I wonder, for example, what is the animating purpose in redefining the role of women in American society. I say that pointedly because when you decide that there should be Charlie's Angels, which is essentially what I see in today's television that was absent in the television of yesteryear, you have already gone far beyond the myth making required for the victims of female circumcision in various African cultures. It does not seem at all proper that Feminism should be class-based, then again, I'm only boldly guessing what the Humanities has staked out for its territory.

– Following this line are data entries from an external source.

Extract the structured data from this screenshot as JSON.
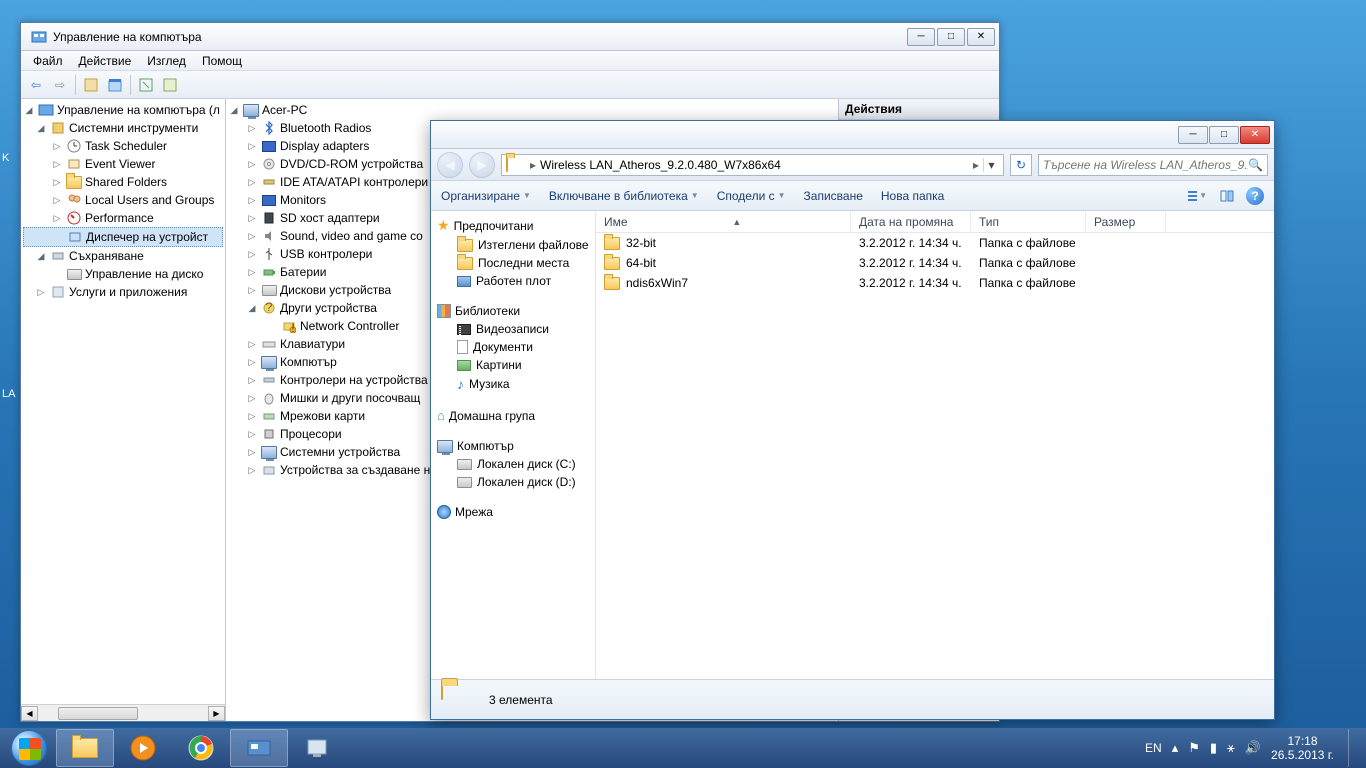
{
  "desktop": {
    "language_label": "LA"
  },
  "computer_management": {
    "title": "Управление на компютъра",
    "menu": [
      "Файл",
      "Действие",
      "Изглед",
      "Помощ"
    ],
    "left_tree": {
      "root": "Управление на компютъра (л",
      "system_tools": {
        "label": "Системни инструменти",
        "children": [
          "Task Scheduler",
          "Event Viewer",
          "Shared Folders",
          "Local Users and Groups",
          "Performance",
          "Диспечер на устройст"
        ]
      },
      "storage": {
        "label": "Съхраняване",
        "children": [
          "Управление на диско"
        ]
      },
      "services": {
        "label": "Услуги и приложения"
      }
    },
    "device_tree": {
      "root": "Acer-PC",
      "items": [
        "Bluetooth Radios",
        "Display adapters",
        "DVD/CD-ROM устройства",
        "IDE ATA/ATAPI контролери",
        "Monitors",
        "SD хост адаптери",
        "Sound, video and game co",
        "USB контролери",
        "Батерии",
        "Дискови устройства"
      ],
      "other_devices": {
        "label": "Други устройства",
        "child": "Network Controller"
      },
      "items2": [
        "Клавиатури",
        "Компютър",
        "Контролери на устройства",
        "Мишки и други посочващ",
        "Мрежови карти",
        "Процесори",
        "Системни устройства",
        "Устройства за създаване на"
      ]
    },
    "actions_header": "Действия"
  },
  "explorer": {
    "breadcrumb": "Wireless LAN_Atheros_9.2.0.480_W7x86x64",
    "search_placeholder": "Търсене на Wireless LAN_Atheros_9.2...",
    "toolbar": {
      "organize": "Организиране",
      "include": "Включване в библиотека",
      "share": "Сподели с",
      "burn": "Записване",
      "new_folder": "Нова папка"
    },
    "navpane": {
      "favorites": {
        "label": "Предпочитани",
        "items": [
          "Изтеглени файлове",
          "Последни места",
          "Работен плот"
        ]
      },
      "libraries": {
        "label": "Библиотеки",
        "items": [
          "Видеозаписи",
          "Документи",
          "Картини",
          "Музика"
        ]
      },
      "homegroup": "Домашна група",
      "computer": {
        "label": "Компютър",
        "items": [
          "Локален диск (C:)",
          "Локален диск (D:)"
        ]
      },
      "network": "Мрежа"
    },
    "columns": {
      "name": "Име",
      "date": "Дата на промяна",
      "type": "Тип",
      "size": "Размер"
    },
    "files": [
      {
        "name": "32-bit",
        "date": "3.2.2012 г. 14:34 ч.",
        "type": "Папка с файлове"
      },
      {
        "name": "64-bit",
        "date": "3.2.2012 г. 14:34 ч.",
        "type": "Папка с файлове"
      },
      {
        "name": "ndis6xWin7",
        "date": "3.2.2012 г. 14:34 ч.",
        "type": "Папка с файлове"
      }
    ],
    "status": "3 елемента"
  },
  "taskbar": {
    "lang": "EN",
    "time": "17:18",
    "date": "26.5.2013 г."
  }
}
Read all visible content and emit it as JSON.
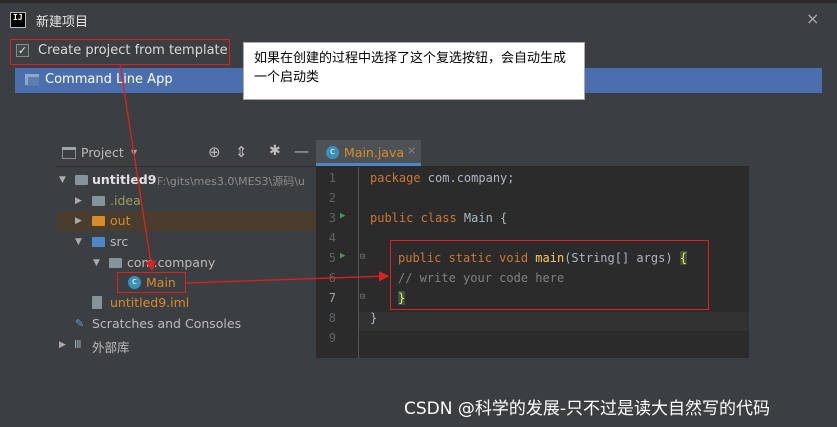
{
  "window": {
    "title": "新建项目",
    "close_icon": "×",
    "app_icon": "IJ"
  },
  "template_checkbox": {
    "label": "Create project from template",
    "checked": true
  },
  "template_list": {
    "selected_item": "Command Line App"
  },
  "annotation": {
    "text": "如果在创建的过程中选择了这个复选按钮，会自动生成一个启动类"
  },
  "project_panel": {
    "title": "Project",
    "tree": {
      "root": {
        "name": "untitled9",
        "path": "F:\\gits\\mes3.0\\MES3\\源码\\u"
      },
      "idea": ".idea",
      "out": "out",
      "src": "src",
      "package": "com.company",
      "main_class": "Main",
      "iml": "untitled9.iml",
      "scratches": "Scratches and Consoles",
      "external": "外部库"
    }
  },
  "editor": {
    "tab_label": "Main.java",
    "line_numbers": [
      "1",
      "2",
      "3",
      "4",
      "5",
      "6",
      "7",
      "8",
      "9"
    ],
    "lines": {
      "l1_kw": "package",
      "l1_rest": " com.company;",
      "l3_kw": "public class",
      "l3_rest": " Main {",
      "l5_kw": "public static void",
      "l5_fn": "main",
      "l5_rest": "(String[] args)",
      "l5_brace": "{",
      "l6": "// write your code here",
      "l7": "}",
      "l8": "}"
    }
  },
  "watermark": "CSDN @科学的发展-只不过是读大自然写的代码",
  "colors": {
    "accent": "#4b6eaf",
    "highlight_box": "#e02020"
  }
}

From my perspective as one of the Digiterati, I have always been concerned with what it is that humans should take pride in once they are liberated from the sort of drudgery we can program machines and systems to accomplish. Having been a bank teller, back when I was 20, I was fairly certain that my job should have been gotten rid of by the ATM. For the most part, it has. Although tellers remain, they are nowhere near as pletiful as they were in 1981. Indeed old bank buildings seem awfully oversized for the number of people employed by them, and new bank branch offices - bulletproofed and claustrophobic bear little resemblance to their marble vaulted ceilinged grandfathers.
More to the crux, we in the IT profession have been thinking about what thinking is. Chess thinking has been figured out, so has android walking and so has speech. So a walking, talking, chess playing automaton is doable, although nobody really wants one. But what is love? Who is worthy of it and how is love manifest? I think about this when I consider how absolutely impossible it seems for any American high school student to relate personally to Romeo and Juliet. Can you imagine two families in any American suburb so bent on keeping their teens from having sex that they would commit mutual suicide? It is the sort of tragedy our idea of humanity has precluded us from having. That may be a success, but on the other hand, there goes devotion. So I reiterate, what of devotion?
And what of those mountains of wisdom which no longer apply to our contemporary circumstance? If there are no great minds, and surely it takes greatness, to consider at length and reify what best to do in those, our human situations, then who are we to follow besides the whims of merchants and clergy? Poets, priests and politicians all have words for their positions; words that scream for your submission, should we be heeding their transmissions? Or is there a Humanities project which is beyond politics, commerce and religion? Are there poets? If so, what are they saying that we haven't already heard?
I have begun reading Charles Dickens because I am adjusting my expectations of life to a potential world without electricity and endeavoring to know what then civilizes besides the Android Operating System. I am looking backwards for Humanity. But I'm beginning to look around me too.